Andersherum stellt die Drohung mit dem Unterlassen einer rechtlich verbotenen Handlung keine Drohung mit einem empfindlichen Übel dar, da die Nichtvornahme einer verbotenen Handlung kein „Übel“ ist, sondern im Gegenteil das rechtlich gebotene Verhalten.Jäger, in: Amelung u. a. (Hrsg.), FS Krey, 2010, S. 194; Wessels/Hettinger/Engländer, BT 1, 47. Aufl. (2023), § 8 Rn. 372; aA Eidam, in: Matt/Renzikowski-StGB, 2. Aufl. (2020), § 240 Rn. 42 mit dem Hinweis darauf, dass § 240 StGB nicht nur die rechtlich anerkannte Freiheit schütze (s. → Rn. 5).
Umstritten ist die Fallgruppe der Drohung mit dem Unterlassen einer rechtlich nicht vorgeschriebenen Handlung unter Ausnutzung einer sozialen, institutionellen oder ökonomischen Machtposition.S. Hillenkamp/Cornelius, 40 Probleme aus dem Strafrecht – BT, 13. Aufl. (2020), 8. Problem, S. 45 ff.: s. hierzu auch die klausurmäßige Aufbereitung in Sebastian/Lorenz, ZJS 2017, 85 (98 f.).
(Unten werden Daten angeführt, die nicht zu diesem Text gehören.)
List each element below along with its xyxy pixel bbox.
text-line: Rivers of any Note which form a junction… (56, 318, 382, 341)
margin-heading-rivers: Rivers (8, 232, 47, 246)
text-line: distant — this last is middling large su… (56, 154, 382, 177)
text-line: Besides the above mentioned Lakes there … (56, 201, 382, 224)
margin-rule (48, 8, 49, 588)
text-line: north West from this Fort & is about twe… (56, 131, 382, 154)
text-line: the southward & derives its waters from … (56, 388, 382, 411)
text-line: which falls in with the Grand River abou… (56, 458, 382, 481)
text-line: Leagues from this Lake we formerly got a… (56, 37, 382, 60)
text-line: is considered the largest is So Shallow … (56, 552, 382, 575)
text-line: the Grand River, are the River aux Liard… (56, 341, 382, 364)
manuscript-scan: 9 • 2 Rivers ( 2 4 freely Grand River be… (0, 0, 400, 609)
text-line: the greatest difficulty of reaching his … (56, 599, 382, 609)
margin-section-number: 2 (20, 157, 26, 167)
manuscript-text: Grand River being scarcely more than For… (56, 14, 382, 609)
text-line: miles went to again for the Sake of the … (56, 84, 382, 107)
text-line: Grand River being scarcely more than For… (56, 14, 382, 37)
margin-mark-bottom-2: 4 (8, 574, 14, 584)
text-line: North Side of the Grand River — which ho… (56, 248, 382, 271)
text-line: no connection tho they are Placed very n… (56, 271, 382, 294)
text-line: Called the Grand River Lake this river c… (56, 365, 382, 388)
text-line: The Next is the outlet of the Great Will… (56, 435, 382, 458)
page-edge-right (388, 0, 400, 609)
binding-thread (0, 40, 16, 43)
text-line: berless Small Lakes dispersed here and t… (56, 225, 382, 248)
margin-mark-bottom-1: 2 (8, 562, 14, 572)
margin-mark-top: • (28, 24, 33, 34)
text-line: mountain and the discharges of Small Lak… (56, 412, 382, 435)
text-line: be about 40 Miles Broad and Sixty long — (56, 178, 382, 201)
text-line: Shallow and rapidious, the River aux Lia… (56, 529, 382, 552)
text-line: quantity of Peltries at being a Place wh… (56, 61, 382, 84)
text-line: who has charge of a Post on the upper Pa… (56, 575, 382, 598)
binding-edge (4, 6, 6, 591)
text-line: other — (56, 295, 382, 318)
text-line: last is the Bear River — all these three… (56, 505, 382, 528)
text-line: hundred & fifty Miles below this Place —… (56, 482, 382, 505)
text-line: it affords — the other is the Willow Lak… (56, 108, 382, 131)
Beispiel (angelehnt an den sog. „Kaufhausdetektivfall“ – BGHSt 31, 195Hier zitiert nach BGH NJW 1983, 756.):
Die 20-jährige S möchte unbedingt Theaterautorin werden. In ganz Deutschland gibt es nur eine Universität, die den Studiengang „Szenisches Schreiben“ anbietet und dafür bis zu vier Studienplätze pro Jahr vergibt (es müssen nicht alle Plätze vergeben werden, es können auch weniger als vier Studierende zugelassen werden). Ein solches Studium ist zwar keine zwingende Voraussetzung für den Beruf einer Theaterautorin, und auch keine Garantie für späteren Erfolg, aber hilfreich, um wichtige Kontakte zu knüpfen und in der Szene Fuß zu fassen. Die Entscheidung über die Studienplatzvergabe erfolgt anhand der „künstlerischen Eignung“ der Bewerberinnen. Die Entscheidung hierüber, ebenso wie über die Anzahl der zugelassenen Studierenden (liegt im freien Ermessen des Leiters des Studiengangs P. Dieser wählt aus ca. 1.000 Bewerbungen die vier besten aus, darunter S, und lädt sie zum persönlichen Gespräch ein. In diesem sagt P zu S, ihre künstlerische Eignung gehe aus ihren Textproben eindeutig hervor, sie würde einen Platz aber trotzdem nur dann erhalten, wenn sie in Zukunft jeden Dienstag und Donnerstag seine Kinder von der Schule abholen, für diese Mittagessen kochen und sein Haus putzen würde. Weil S unbedingt Szenisches Schreiben studieren möchte, geht sie darauf ein und erhält den Studienplatz.
Strafbarkeit von P wegen (versuchter) Nötigung?
Lösungshinweise:
In der ursprünglichen Entscheidung BGHSt 31, 195 ging es um die Frage, ob es den Tatbestand der (versuchten) Nötigung nach § 240 StGB erfüllt, wenn ein Ladendetektiv einer jungen Frau, die er beim Diebstahl erwischt, verspricht, die durch seinen Kollegen gefertigte Anzeige „unter den Tisch“ fallen zu lassen, wenn die Frau sich bereit erklären würde, mit ihm zu schlafen.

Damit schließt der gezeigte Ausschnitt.